WATERMAN, Circuit Judge

(concurring).

My difficulty with the present case derives from the unusual provisions of the second proviso of Section 704(c) of the Labor-Management Reporting and Disclosure Act of 1959, 29 U.S.C.A. § 158(b) (7)(C). The second proviso permits a union to picket without recourse to the provisions of Section 9(c) of the Amended Labor Relations Act, 29 U.S.C.A. § 159 (c) where the purpose of such picketing is that of “ * * * truthfully advising the public (including consumers) that an employer does not employ members of, or have a contract with, a labor organization * * * ” However, this permission is subject to the caveat contained in the clause that immediately follows : “ * * * Unless an effect of such picketing is to induce any individual employed by any other person in the course of his employment, not to pick up, deliver or transport any goods or not to perform any services.”

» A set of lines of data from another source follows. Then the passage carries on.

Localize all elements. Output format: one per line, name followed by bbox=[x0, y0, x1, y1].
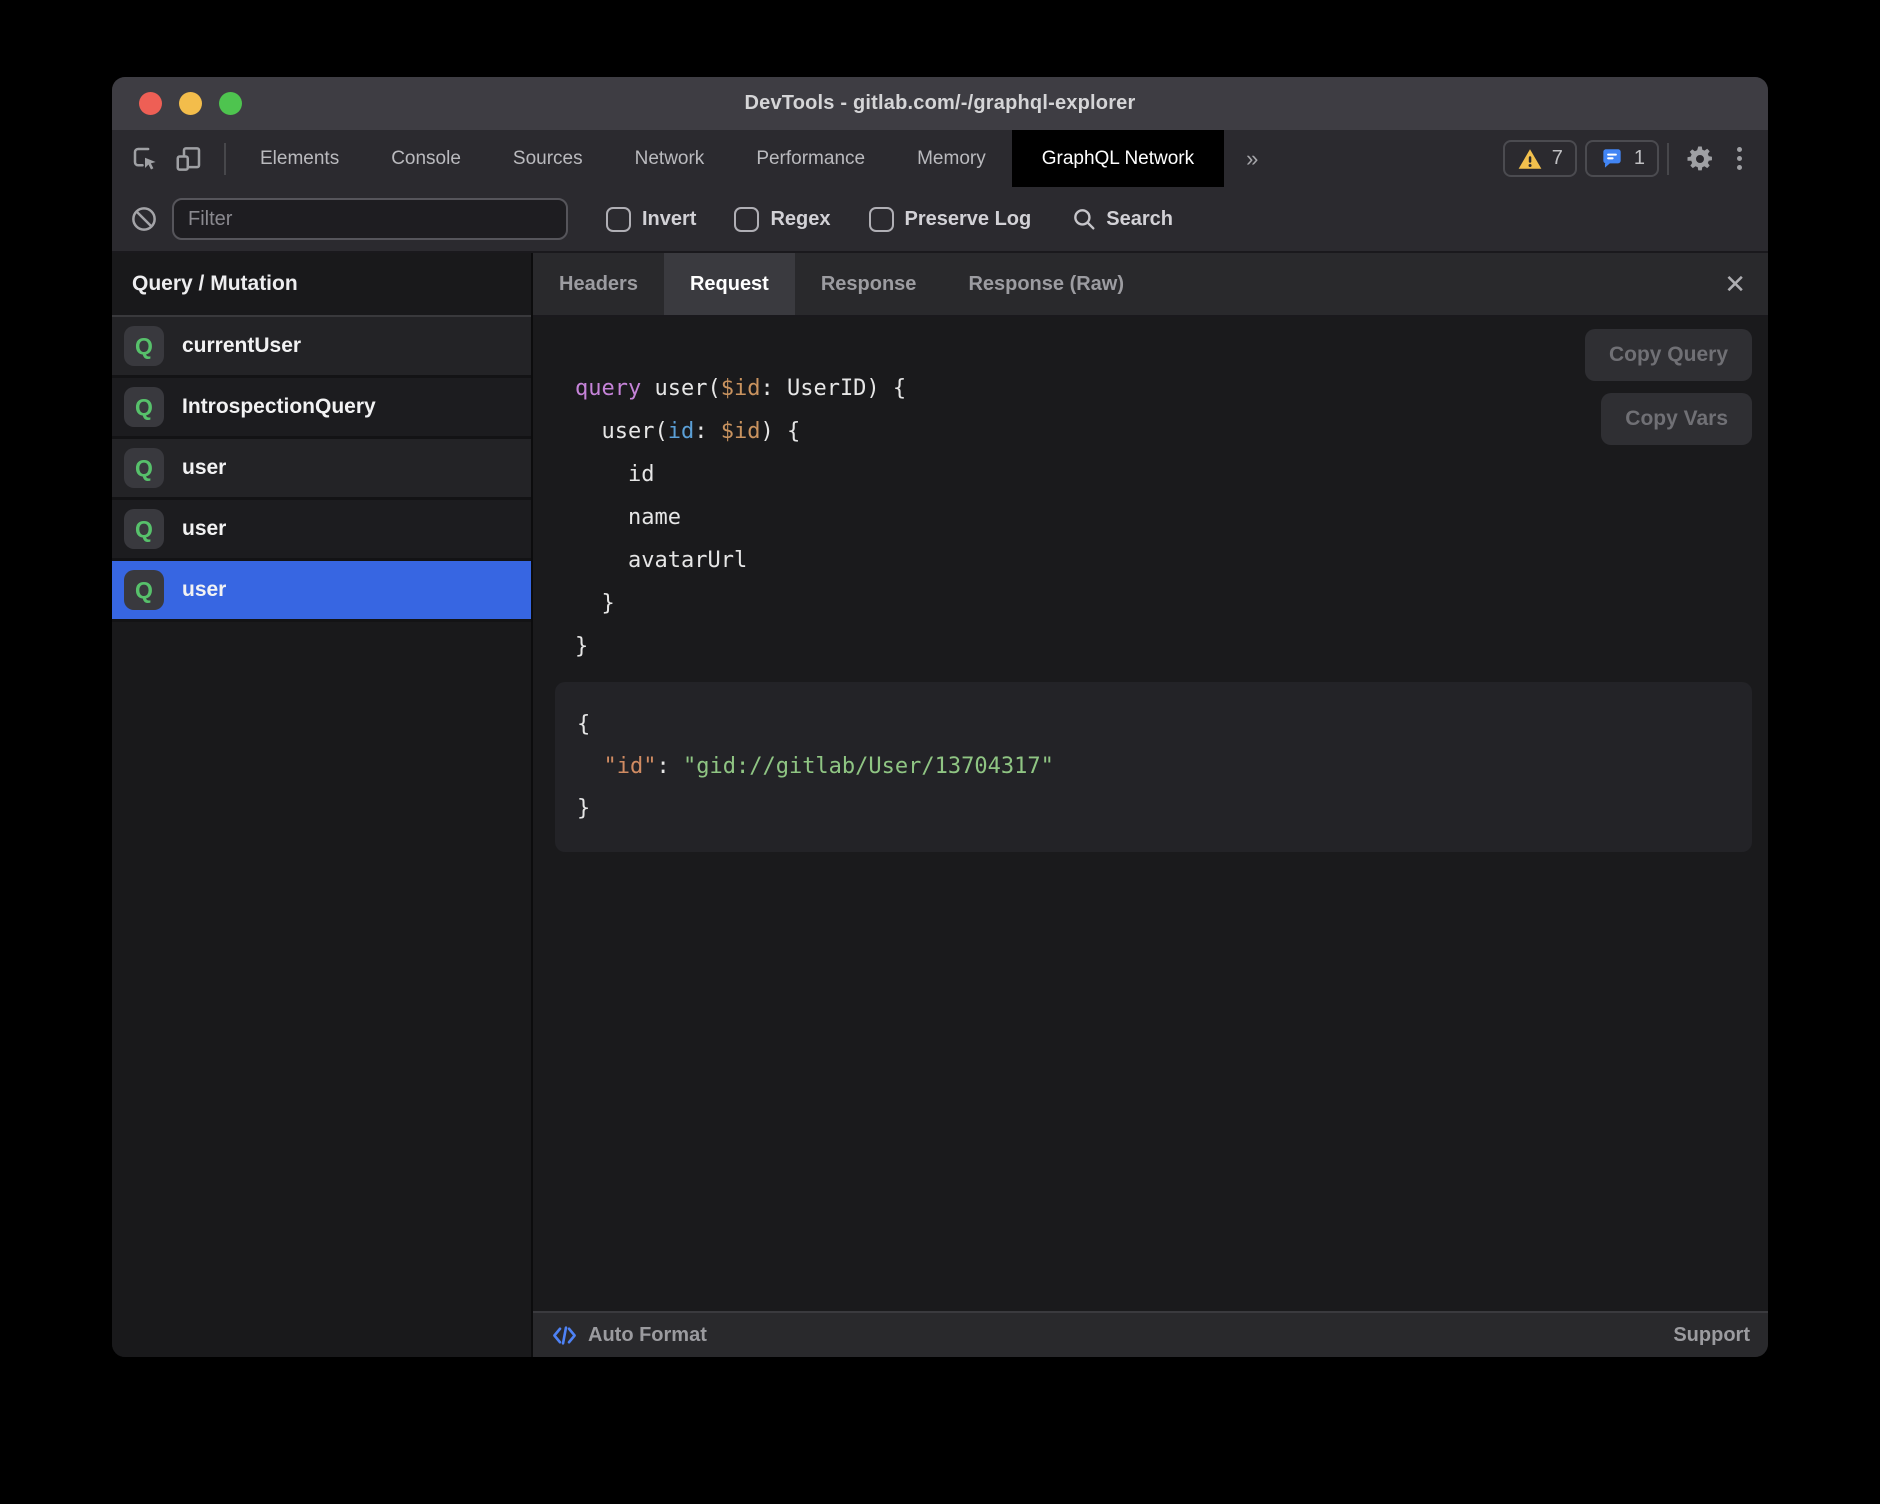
query-label: user bbox=[182, 517, 226, 541]
tab-request[interactable]: Request bbox=[664, 253, 795, 315]
issues-badge[interactable]: 1 bbox=[1585, 140, 1659, 177]
query-type-badge: Q bbox=[124, 509, 164, 549]
invert-checkbox[interactable]: Invert bbox=[606, 207, 696, 232]
search-label: Search bbox=[1106, 208, 1173, 231]
query-label: currentUser bbox=[182, 334, 301, 358]
minimize-window-button[interactable] bbox=[179, 92, 202, 115]
detail-panel: Headers Request Response Response (Raw) … bbox=[533, 253, 1768, 1357]
warnings-badge[interactable]: 7 bbox=[1503, 140, 1577, 177]
window-title: DevTools - gitlab.com/-/graphql-explorer bbox=[744, 92, 1135, 115]
query-list-item-currentuser[interactable]: Q currentUser bbox=[112, 317, 531, 378]
detail-footer: Auto Format Support bbox=[533, 1311, 1768, 1357]
tab-memory[interactable]: Memory bbox=[891, 130, 1012, 187]
tab-sources[interactable]: Sources bbox=[487, 130, 609, 187]
tab-response[interactable]: Response bbox=[795, 253, 943, 315]
query-type-badge: Q bbox=[124, 570, 164, 610]
query-type-badge: Q bbox=[124, 326, 164, 366]
query-list-header: Query / Mutation bbox=[112, 253, 531, 317]
query-label: user bbox=[182, 578, 226, 602]
checkbox-icon[interactable] bbox=[606, 207, 631, 232]
tab-elements[interactable]: Elements bbox=[234, 130, 365, 187]
query-type-badge: Q bbox=[124, 387, 164, 427]
tab-console[interactable]: Console bbox=[365, 130, 487, 187]
query-list-item-introspectionquery[interactable]: Q IntrospectionQuery bbox=[112, 378, 531, 439]
invert-label: Invert bbox=[642, 208, 696, 231]
devtools-window: DevTools - gitlab.com/-/graphql-explorer… bbox=[112, 77, 1768, 1357]
zoom-window-button[interactable] bbox=[219, 92, 242, 115]
clear-icon[interactable] bbox=[128, 203, 160, 235]
query-variables-code: { "id": "gid://gitlab/User/13704317"} bbox=[577, 704, 1732, 830]
request-detail-body: query user($id: UserID) { user(id: $id) … bbox=[533, 317, 1768, 1311]
preserve-log-label: Preserve Log bbox=[905, 208, 1032, 231]
more-options-icon[interactable] bbox=[1723, 147, 1756, 170]
query-list-panel: Query / Mutation Q currentUser Q Introsp… bbox=[112, 253, 533, 1357]
tab-graphql-network[interactable]: GraphQL Network bbox=[1012, 130, 1224, 187]
search-button[interactable]: Search bbox=[1071, 206, 1173, 232]
graphql-query-code: query user($id: UserID) { user(id: $id) … bbox=[533, 317, 1768, 668]
toolbar-right: 7 1 bbox=[1495, 130, 1768, 187]
query-type-badge: Q bbox=[124, 448, 164, 488]
settings-gear-icon[interactable] bbox=[1683, 142, 1717, 176]
toolbar-icons bbox=[112, 130, 216, 187]
query-variables-box: { "id": "gid://gitlab/User/13704317"} bbox=[555, 682, 1752, 852]
tab-headers[interactable]: Headers bbox=[533, 253, 664, 315]
copy-vars-button[interactable]: Copy Vars bbox=[1601, 393, 1752, 445]
traffic-lights bbox=[139, 77, 242, 130]
title-bar: DevTools - gitlab.com/-/graphql-explorer bbox=[112, 77, 1768, 130]
message-icon bbox=[1599, 146, 1625, 172]
regex-label: Regex bbox=[770, 208, 830, 231]
warning-count: 7 bbox=[1552, 147, 1563, 170]
tab-network[interactable]: Network bbox=[609, 130, 731, 187]
more-tabs-chevron[interactable]: » bbox=[1224, 130, 1280, 187]
warning-icon bbox=[1517, 146, 1543, 172]
toolbar-separator bbox=[1667, 143, 1669, 175]
main-content: Query / Mutation Q currentUser Q Introsp… bbox=[112, 253, 1768, 1357]
search-icon bbox=[1071, 206, 1097, 232]
support-link[interactable]: Support bbox=[1673, 1324, 1750, 1347]
message-count: 1 bbox=[1634, 147, 1645, 170]
device-toolbar-icon[interactable] bbox=[172, 142, 206, 176]
checkbox-icon[interactable] bbox=[869, 207, 894, 232]
copy-query-button[interactable]: Copy Query bbox=[1585, 329, 1752, 381]
code-brackets-icon bbox=[551, 1322, 578, 1349]
regex-checkbox[interactable]: Regex bbox=[734, 207, 830, 232]
devtools-toolbar: Elements Console Sources Network Perform… bbox=[112, 130, 1768, 187]
query-label: IntrospectionQuery bbox=[182, 395, 376, 419]
query-list-item-user-2[interactable]: Q user bbox=[112, 500, 531, 561]
copy-buttons: Copy Query Copy Vars bbox=[1585, 329, 1752, 445]
close-detail-icon[interactable]: ✕ bbox=[1724, 271, 1746, 297]
auto-format-label: Auto Format bbox=[588, 1324, 707, 1347]
inspect-element-icon[interactable] bbox=[128, 142, 162, 176]
filter-bar: Invert Regex Preserve Log Search bbox=[112, 187, 1768, 253]
query-list-item-user-1[interactable]: Q user bbox=[112, 439, 531, 500]
query-list-item-user-selected[interactable]: Q user bbox=[112, 561, 531, 622]
query-label: user bbox=[182, 456, 226, 480]
toolbar-separator bbox=[224, 143, 226, 175]
tab-performance[interactable]: Performance bbox=[730, 130, 891, 187]
checkbox-icon[interactable] bbox=[734, 207, 759, 232]
tab-response-raw[interactable]: Response (Raw) bbox=[942, 253, 1150, 315]
preserve-log-checkbox[interactable]: Preserve Log bbox=[869, 207, 1032, 232]
auto-format-button[interactable]: Auto Format bbox=[551, 1322, 707, 1349]
filter-input[interactable] bbox=[172, 198, 568, 240]
detail-tab-bar: Headers Request Response Response (Raw) … bbox=[533, 253, 1768, 317]
close-window-button[interactable] bbox=[139, 92, 162, 115]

It is possible to read this “unless” clause as automatically converting permissible informational picketing into an unfair labor practice if any worker, employed by another person, should ever refuse to serve the picketed premises. When the statute is thus interpreted the objective of the picketing union becomes irrelevant. The interpretation emphasizes the word “effect,” and, as I read their opinion, is the interpretation which my colleagues accept.

However, by emphasizing the word “induce” instead of the word “effect” it is possible to reach a different interpretation, for then it is arguable that Congress intended something more than a simple cause-and-effect relationship, and intended that the effect be one purposed by the picketing union. In support of this second suggested interpretation one should note that it has been held heretofore that only if the picketing is for an unlawful objective will peaceful picketing-be an unfair labor practice. International Brotherhood of Electrical Workers v. N.L.R.B., 1951, 341 U.S. 694, 699-706, 71 S.Ct. 954, 95 L.Ed. 1299; N.L.R.B. v. Local 50, Bakery & Confectionery Workers, 2 Cir., 1957, 245 F.2d 542, 548. Absent an unlawful objective, a statutory restraint of peaceful picketing, could raise constitutional questions. SeeThornhill v. State of Alabama, 1940, 310 U.S. 88, 60 S.Ct. 736, 84 L.Ed. 1093.

*766But even if the first interpretation is to be accepted, there could well be implied exceptions to the sweep of this statute. For example, I think it clear that, in the present posture of this case, we are required to assume that the picketing began as a result of the employer’s initial unfair labor practice; and it is also evident that this picketing began prior to the passage of the 1959 Act my colleagues are construing.

Nevertheless, I do not believe that at this time we should resolve the ambiguities of Section 8(b)(7)(C). The Petitioner only seeks temporary relief. Though the Board’s regional director may have construed the section, the Board has not, and I believe it should be given an opportunity to do so. Cf. Douds v. Milk Drivers and Dairy Employees Union Local 584, 2 Cir., 1957, 248 F.2d 534, 538; Retail, Wholesale & Dept. Store Union v. Rains, 5 Cir., 1959, 266 F.2d 503, 505-506.

Therefore I concur in the result reached by my colleagues.